Erick Fernandes – Turn Down the Heat: Why a 4°C Warmer World Must be Avoided

af | 5. september 2015 | Klimakrisen, Økonomi

Despite the global community’s best intentions to keep global warming below a 2°C increase above pre-industrial climate, higher levels of warming are increasingly likely. Scientists agree that countries’ current United Nations Framework Convention on Climate Change emission pledges and commitments would most likely result in 3.5° to 4°C warming.
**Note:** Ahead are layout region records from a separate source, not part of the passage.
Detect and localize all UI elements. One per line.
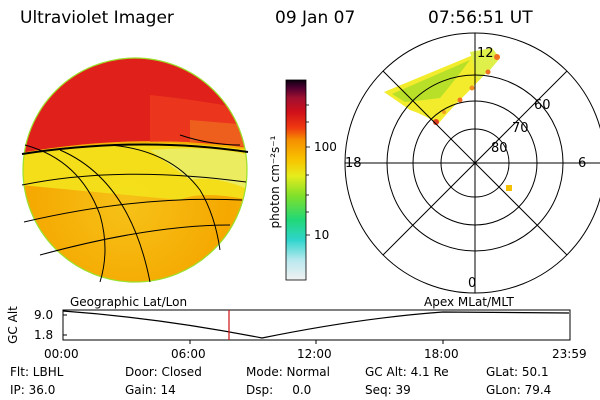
timeline-y-label: GC Alt xyxy=(5,306,20,344)
earth-disk-image xyxy=(23,58,247,282)
polar-mlt-0: 0 xyxy=(468,276,477,291)
polar-marker xyxy=(506,185,512,191)
timeline-left-title: Geographic Lat/Lon xyxy=(70,295,188,309)
info-mode: Mode: Normal xyxy=(246,365,330,379)
terminator-line xyxy=(21,143,249,155)
app-title: Ultraviolet Imager xyxy=(20,8,174,28)
colorbar-tick-100: 100 xyxy=(314,140,337,154)
date-label: 09 Jan 07 xyxy=(275,8,356,28)
altitude-curve xyxy=(62,310,570,339)
timeline-x-tick-0: 00:00 xyxy=(44,347,79,361)
info-seq: Seq: 39 xyxy=(365,383,411,397)
info-filter: Flt: LBHL xyxy=(10,365,64,379)
timeline-x-tick-3: 18:00 xyxy=(424,347,459,361)
polar-lat-80: 80 xyxy=(491,141,508,156)
info-ip: IP: 36.0 xyxy=(10,383,56,397)
info-glat: GLat: 50.1 xyxy=(486,365,549,379)
timeline-x-tick-1: 06:00 xyxy=(171,347,206,361)
info-gain: Gain: 14 xyxy=(125,383,176,397)
info-dsp: Dsp: 0.0 xyxy=(246,383,312,397)
info-door: Door: Closed xyxy=(125,365,202,379)
geo-grid xyxy=(21,134,247,283)
colorbar-tick-10: 10 xyxy=(314,228,330,242)
timeline-ticks xyxy=(63,314,444,344)
polar-auroral-image xyxy=(384,48,500,125)
time-label: 07:56:51 UT xyxy=(428,8,533,28)
polar-lat-60: 60 xyxy=(534,98,551,113)
timeline-right-title: Apex MLat/MLT xyxy=(424,295,514,309)
timeline-y-tick-bottom: 1.8 xyxy=(34,328,54,342)
info-gc-alt: GC Alt: 4.1 Re xyxy=(365,365,449,379)
info-glon: GLon: 79.4 xyxy=(486,383,552,397)
polar-mlt-18: 18 xyxy=(345,156,362,171)
polar-grid xyxy=(344,32,600,294)
polar-lat-70: 70 xyxy=(512,121,529,136)
timeline-y-tick-top: 9.0 xyxy=(34,308,54,322)
disk-limb xyxy=(22,57,248,283)
timeline-x-tick-4: 23:59 xyxy=(552,347,587,361)
colorbar-unit-label: photon cm⁻²s⁻¹ xyxy=(268,135,282,229)
color-bar-ticks xyxy=(306,104,310,236)
polar-mlt-6: 6 xyxy=(578,156,587,171)
polar-mlt-12: 12 xyxy=(477,46,494,61)
color-bar xyxy=(285,79,307,281)
timeline-x-tick-2: 12:00 xyxy=(297,347,332,361)
timeline-frame xyxy=(62,309,571,341)
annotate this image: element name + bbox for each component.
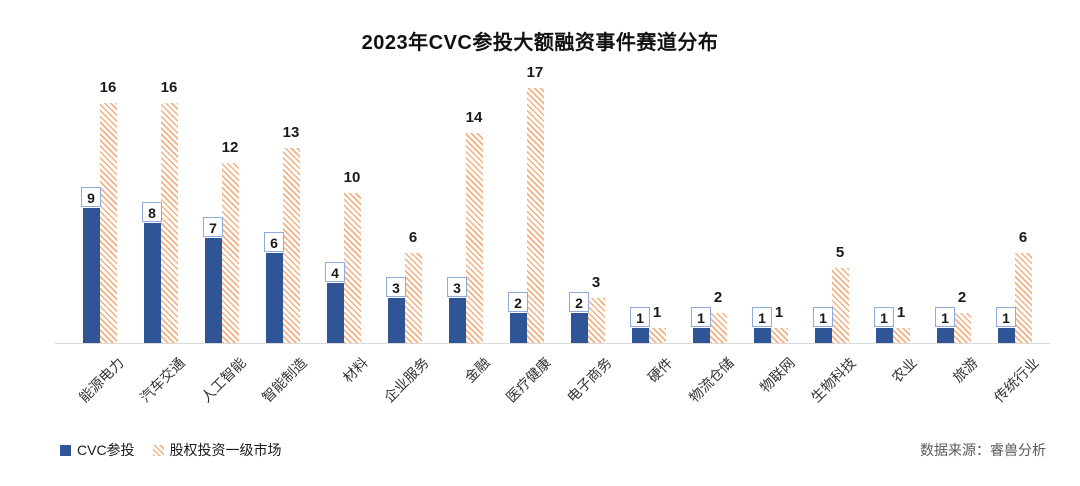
- bar-cvc: [143, 223, 161, 343]
- bar-market: [282, 148, 300, 343]
- bar-cvc: [509, 313, 527, 343]
- legend-label-market: 股权投资一级市场: [169, 442, 282, 458]
- value-label-cvc: 1: [752, 307, 772, 327]
- bar-market: [953, 313, 971, 343]
- value-label-cvc: 1: [996, 307, 1016, 327]
- bar-market: [160, 103, 178, 343]
- legend-swatch-cvc-icon: [60, 444, 71, 456]
- value-label-market: 2: [713, 289, 723, 306]
- value-label-market: 16: [99, 79, 117, 96]
- x-axis-category-label: 企业服务: [380, 354, 432, 406]
- value-label-market: 6: [408, 229, 418, 246]
- x-axis-line: [55, 343, 1050, 344]
- legend-label-cvc: CVC参投: [77, 442, 135, 458]
- value-label-market: 6: [1018, 229, 1028, 246]
- value-label-cvc: 1: [630, 307, 650, 327]
- x-axis-category-label: 传统行业: [990, 354, 1042, 406]
- bar-market: [770, 328, 788, 343]
- bar-cvc: [82, 208, 100, 343]
- bar-cvc: [204, 238, 222, 343]
- value-label-market: 2: [957, 289, 967, 306]
- value-label-market: 17: [526, 64, 544, 81]
- bar-cvc: [570, 313, 588, 343]
- bar-market: [1014, 253, 1032, 343]
- value-label-cvc: 4: [325, 262, 345, 282]
- value-label-cvc: 1: [813, 307, 833, 327]
- bar-market: [99, 103, 117, 343]
- bar-cvc: [692, 328, 710, 343]
- value-label-cvc: 6: [264, 232, 284, 252]
- value-label-market: 13: [282, 124, 300, 141]
- bar-market: [831, 268, 849, 343]
- legend-item-market: 股权投资一级市场: [152, 440, 282, 460]
- chart-title: 2023年CVC参投大额融资事件赛道分布: [361, 32, 719, 54]
- value-label-cvc: 9: [81, 187, 101, 207]
- legend: CVC参投 股权投资一级市场: [60, 440, 282, 460]
- value-label-cvc: 2: [508, 292, 528, 312]
- value-label-cvc: 3: [386, 277, 406, 297]
- bar-market: [404, 253, 422, 343]
- x-axis-category-label: 物联网: [756, 354, 798, 396]
- x-axis-category-label: 农业: [888, 354, 920, 386]
- x-axis-category-label: 电子商务: [563, 354, 615, 406]
- value-label-market: 14: [465, 109, 483, 126]
- bar-cvc: [814, 328, 832, 343]
- x-axis-category-label: 旅游: [949, 354, 981, 386]
- x-axis-category-label: 生物科技: [807, 354, 859, 406]
- value-label-market: 5: [835, 244, 845, 261]
- value-label-cvc: 1: [691, 307, 711, 327]
- value-label-cvc: 3: [447, 277, 467, 297]
- legend-swatch-market-icon: [152, 444, 164, 456]
- bar-cvc: [936, 328, 954, 343]
- value-label-market: 1: [652, 304, 662, 321]
- data-source-note: 数据来源：睿兽分析: [920, 442, 1046, 458]
- bar-cvc: [448, 298, 466, 343]
- value-label-cvc: 1: [874, 307, 894, 327]
- bar-cvc: [387, 298, 405, 343]
- value-label-cvc: 7: [203, 217, 223, 237]
- bar-cvc: [997, 328, 1015, 343]
- x-axis-category-label: 人工智能: [197, 354, 249, 406]
- x-axis-category-label: 汽车交通: [136, 354, 188, 406]
- value-label-market: 1: [774, 304, 784, 321]
- x-axis-category-label: 智能制造: [258, 354, 310, 406]
- bar-cvc: [753, 328, 771, 343]
- bar-market: [587, 298, 605, 343]
- bar-market: [892, 328, 910, 343]
- bar-cvc: [265, 253, 283, 343]
- bar-market: [709, 313, 727, 343]
- legend-item-cvc: CVC参投: [60, 440, 135, 460]
- value-label-market: 12: [221, 139, 239, 156]
- value-label-cvc: 1: [935, 307, 955, 327]
- value-label-cvc: 8: [142, 202, 162, 222]
- bar-cvc: [875, 328, 893, 343]
- value-label-market: 10: [343, 169, 361, 186]
- bar-market: [465, 133, 483, 343]
- bar-market: [343, 193, 361, 343]
- value-label-market: 3: [591, 274, 601, 291]
- value-label-market: 1: [896, 304, 906, 321]
- value-label-cvc: 2: [569, 292, 589, 312]
- value-label-market: 16: [160, 79, 178, 96]
- x-axis-category-label: 物流仓储: [685, 354, 737, 406]
- bar-market: [526, 88, 544, 343]
- x-axis-category-label: 医疗健康: [502, 354, 554, 406]
- bar-market: [221, 163, 239, 343]
- bar-cvc: [631, 328, 649, 343]
- x-axis-category-label: 能源电力: [75, 354, 127, 406]
- x-axis-category-label: 硬件: [644, 354, 676, 386]
- x-axis-category-label: 金融: [461, 354, 493, 386]
- x-axis-category-label: 材料: [339, 354, 371, 386]
- bar-cvc: [326, 283, 344, 343]
- bar-market: [648, 328, 666, 343]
Without serious policy changes that lead to drastic reductions in GHG emissions soon, the 4°C scenarios are devastating: the inundation of coastal cities; increasing risks for food production potentially leading to higher malnutrition rates; many dry regions becoming dryer, wet regions wetter; unprecedented heat waves in many regions, especially in the tropics; substantially exacerbated water scarcity in many regions; increased frequency of high-intensity tropical cyclones; and irreversible loss of biodiversity, including coral reef systems and fisheries. And most importantly, a 4°C world is so different from the current one that it comes with high uncertainty and new risks that threaten our ability to anticipate and plan for future adaptation needs.
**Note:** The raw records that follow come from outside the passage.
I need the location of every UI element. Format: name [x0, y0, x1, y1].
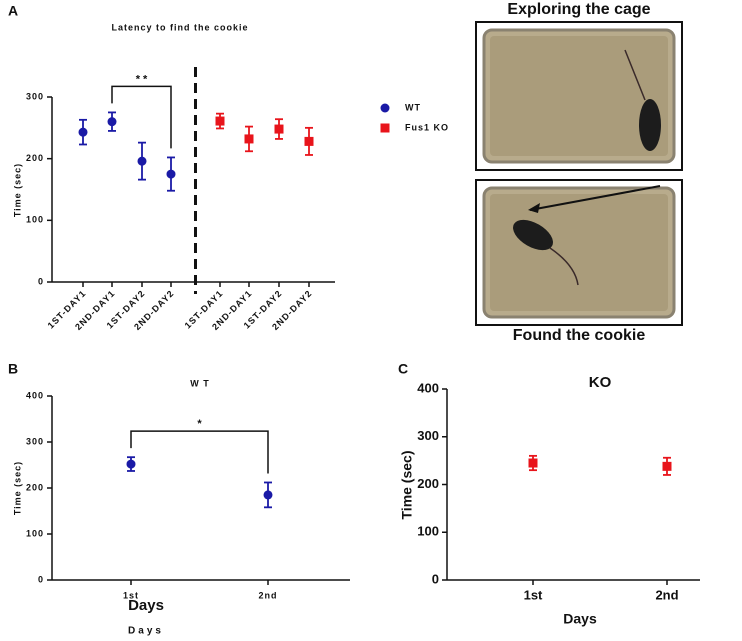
significance-bracket — [130, 430, 269, 474]
y-tick-label: 300 — [417, 428, 439, 443]
photo-caption: Exploring the cage — [507, 1, 650, 18]
marker — [215, 116, 225, 126]
y-tick-label: 0 — [432, 571, 439, 586]
x-tick-label: 2nd — [258, 590, 277, 600]
photo-top — [475, 21, 683, 171]
y-tick-label: 400 — [26, 390, 44, 400]
marker — [263, 490, 273, 500]
significance-label: * — [197, 418, 202, 430]
y-tick-label: 200 — [26, 482, 44, 492]
significance-label: * * — [136, 73, 148, 85]
marker — [662, 461, 672, 471]
y-tick-label: 100 — [26, 215, 44, 225]
y-tick-label: 0 — [38, 276, 44, 286]
marker — [528, 458, 538, 468]
marker — [137, 156, 147, 166]
marker — [107, 117, 117, 127]
y-tick-label: 200 — [417, 476, 439, 491]
x-tick-label: 1st — [524, 587, 543, 602]
x-axis-label: Days — [563, 611, 597, 627]
marker — [304, 136, 314, 146]
significance-bracket — [111, 85, 172, 149]
marker — [166, 169, 176, 179]
y-axis-label: Time (sec) — [12, 461, 22, 515]
chart-title: W T — [190, 378, 210, 388]
marker — [380, 123, 390, 133]
y-tick-label: 400 — [417, 380, 439, 395]
x-tick-label: 1st — [123, 590, 139, 600]
chart-title: KO — [589, 374, 612, 391]
y-tick-label: 200 — [26, 153, 44, 163]
panel-label: A — [8, 3, 18, 19]
x-axis-label: Days — [128, 597, 164, 614]
panel-label: C — [398, 361, 408, 377]
marker — [244, 134, 254, 144]
legend-label: Fus1 KO — [405, 122, 449, 132]
marker — [274, 124, 284, 134]
marker — [126, 459, 136, 469]
y-axis-label: Time (sec) — [12, 163, 22, 217]
chart-title: Latency to find the cookie — [111, 22, 248, 32]
photo-caption: Found the cookie — [513, 327, 646, 344]
panel-label: B — [8, 361, 18, 377]
y-axis-label: Time (sec) — [399, 451, 415, 520]
y-tick-label: 100 — [26, 528, 44, 538]
y-tick-label: 300 — [26, 436, 44, 446]
x-tick-label: 2nd — [655, 587, 678, 602]
y-tick-label: 300 — [26, 91, 44, 101]
marker — [78, 127, 88, 137]
marker — [380, 103, 390, 113]
photo-bottom — [475, 179, 683, 326]
x-axis-label: Days — [128, 626, 164, 637]
y-tick-label: 0 — [38, 574, 44, 584]
y-tick-label: 100 — [417, 524, 439, 539]
legend-label: WT — [405, 102, 421, 112]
For the World Bank Group, the steps are clear. First, we accept the science that humans are changing the climate. We are looking at all our business operations through a “climate lens.” Currently, the Bank is helping 130 countries take action on climate change by supporting on-the-ground action to finance projects that help the poor grow their way out of poverty and increase their resilience to climate change. Last year, we doubled financial lending that contributes to adaptation; this trend will accelerate in the future. Second, the Bank is taking decisive steps on mitigation. We are helping countries identify cost-effective options to reduce emissions, and exploring opportunities to deliver co-benefits, such as climate smart agriculture and resource efficiencies. The Bank’s infrastructure lending portfolio has moved toward less carbon intensive projects, and the share of renewable energy in our energy projects has doubled over the last five years. Countries must adopt aggressive national strategies for emissions reductions, and then show the political commitment needed to deliver on them. Innovation in energy efficiency and renewable energy will also prove vital to reducing carbon emissions. And countries — developed and emerging — need to make major headway in rolling back the $1.9 trillion in annual fossil fuel subsidies!
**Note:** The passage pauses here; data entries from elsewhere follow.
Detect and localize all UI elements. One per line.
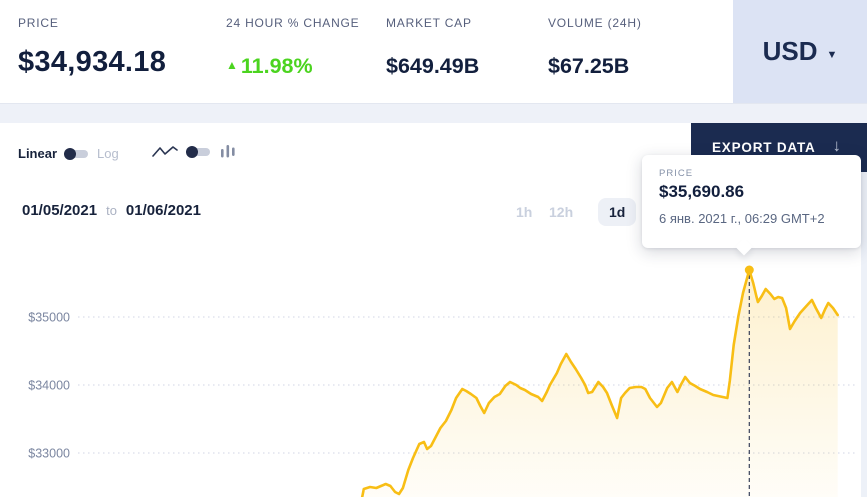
y-axis-tick-label: $34000 [28,379,70,393]
candlestick-chart-icon [221,145,235,158]
tooltip-price-label: PRICE [659,168,694,179]
stat-24h-change-label: 24 HOUR % CHANGE [226,16,360,30]
date-end-input[interactable]: 01/06/2021 [125,202,201,219]
stat-price-label: PRICE [18,16,59,30]
stat-market-cap: MARKET CAP $649.49B [386,16,479,78]
chevron-down-icon: ▼ [826,48,838,61]
stat-market-cap-value: $649.49B [386,54,480,78]
y-axis-tick-label: $35000 [28,311,70,325]
chart-tooltip: PRICE $35,690.86 6 янв. 2021 г., 06:29 G… [642,155,861,256]
interval-button-1d[interactable]: 1d [598,198,637,226]
price-area-fill [362,270,838,497]
linear-label: Linear [18,146,58,161]
stat-market-cap-label: MARKET CAP [386,16,472,30]
date-start-input[interactable]: 01/05/2021 [22,202,98,219]
stat-volume-label: VOLUME (24H) [548,16,642,30]
scale-toggle-group: Linear Log [18,146,119,161]
interval-button-1h[interactable]: 1h [516,204,533,220]
stat-price-value: $34,934.18 [18,46,167,78]
export-data-label: EXPORT DATA [712,140,816,155]
currency-selector[interactable]: USD ▼ [733,0,867,103]
date-range-separator: to [106,203,117,218]
toggle-knob [186,146,198,158]
hover-point-marker [744,265,754,275]
header-divider-band [0,103,867,123]
currency-selected-value: USD [762,36,818,66]
line-chart-icon [152,146,178,157]
linear-log-toggle[interactable] [64,147,89,160]
chart-type-toggle-group [152,144,236,160]
up-triangle-icon: ▲ [226,58,238,72]
tooltip-datetime: 6 янв. 2021 г., 06:29 GMT+2 [659,211,825,226]
interval-button-12h[interactable]: 12h [549,204,574,220]
log-label: Log [97,146,119,161]
stat-24h-change-value: ▲ 11.98% [226,54,313,79]
price-line[interactable] [360,268,839,497]
date-range: 01/05/2021 to 01/06/2021 [22,202,201,219]
change-percent: 11.98% [240,54,313,78]
scroll-strip [861,172,867,497]
stat-volume: VOLUME (24H) $67.25B [548,16,642,78]
toggle-knob [64,147,77,160]
stat-volume-value: $67.25B [548,54,630,78]
download-arrow-icon: ↓ [832,136,842,155]
stat-price: PRICE $34,934.18 [18,16,166,78]
stat-24h-change: 24 HOUR % CHANGE ▲ 11.98% [226,16,360,78]
tooltip-price-value: $35,690.86 [659,182,745,201]
y-axis-tick-label: $33000 [28,447,70,461]
line-candle-toggle[interactable] [186,146,210,158]
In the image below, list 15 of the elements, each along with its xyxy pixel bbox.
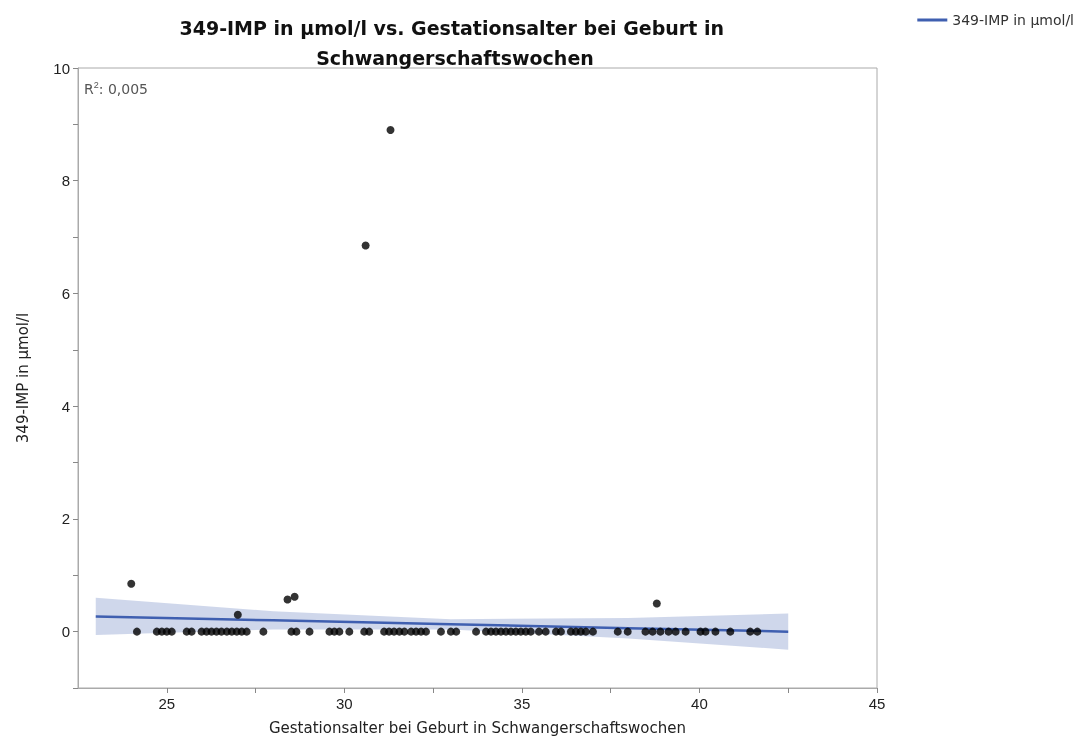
y-tick-label: 2 xyxy=(61,510,70,528)
x-tick-label: 25 xyxy=(158,695,176,712)
x-tick-label: 35 xyxy=(513,695,531,712)
legend-label: 349-IMP in µmol/l xyxy=(952,12,1075,28)
y-tick-label: 8 xyxy=(61,172,70,190)
x-tick-label: 30 xyxy=(335,695,353,712)
y-tick-label: 6 xyxy=(61,284,70,302)
x-tick-label: 40 xyxy=(691,695,708,712)
y-tick-label: 4 xyxy=(61,397,70,415)
y-axis-title: 349-IMP in µmol/l xyxy=(13,312,32,444)
x-axis-title: Gestationsalter bei Geburt in Schwangerschaftswochen xyxy=(268,718,687,737)
x-tick-label: 45 xyxy=(868,695,886,712)
y-tick-label: 10 xyxy=(53,59,70,77)
y-tick-label: 0 xyxy=(61,623,70,641)
chart-title: 349-IMP in µmol/l vs. Gestationsalter bei Geburt in Schwangerschaftswochen xyxy=(179,17,731,69)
Erick Fernandes is an Adviser on Agriculture, Forestry & Climate Change at the World Bank and Co-Led the Bank’s Global Expert Team for Adaptation to Climate Change (GET-CCA). Erick is from a Kenya and grew up in the arid lands of northern Kenya, Ethiopia, and Somalia. He holds a PhD in Soil Science from North Carolina State University. Prior to joining the Bank he was an International Professor of Crop and Soil Sciences at Cornell University with research and teaching programs on tropical agroecosystems, hydrosheds, and natural resources. He served as the Global Coordinator of the GEF-UNDP-CGIAR program on Alternatives to Slash and Burn Agriculture (ASB) and was a Principle Investigator in the NASA-sponsored, Large Scale Biosphere-Atmosphere (LBA-Eco) program.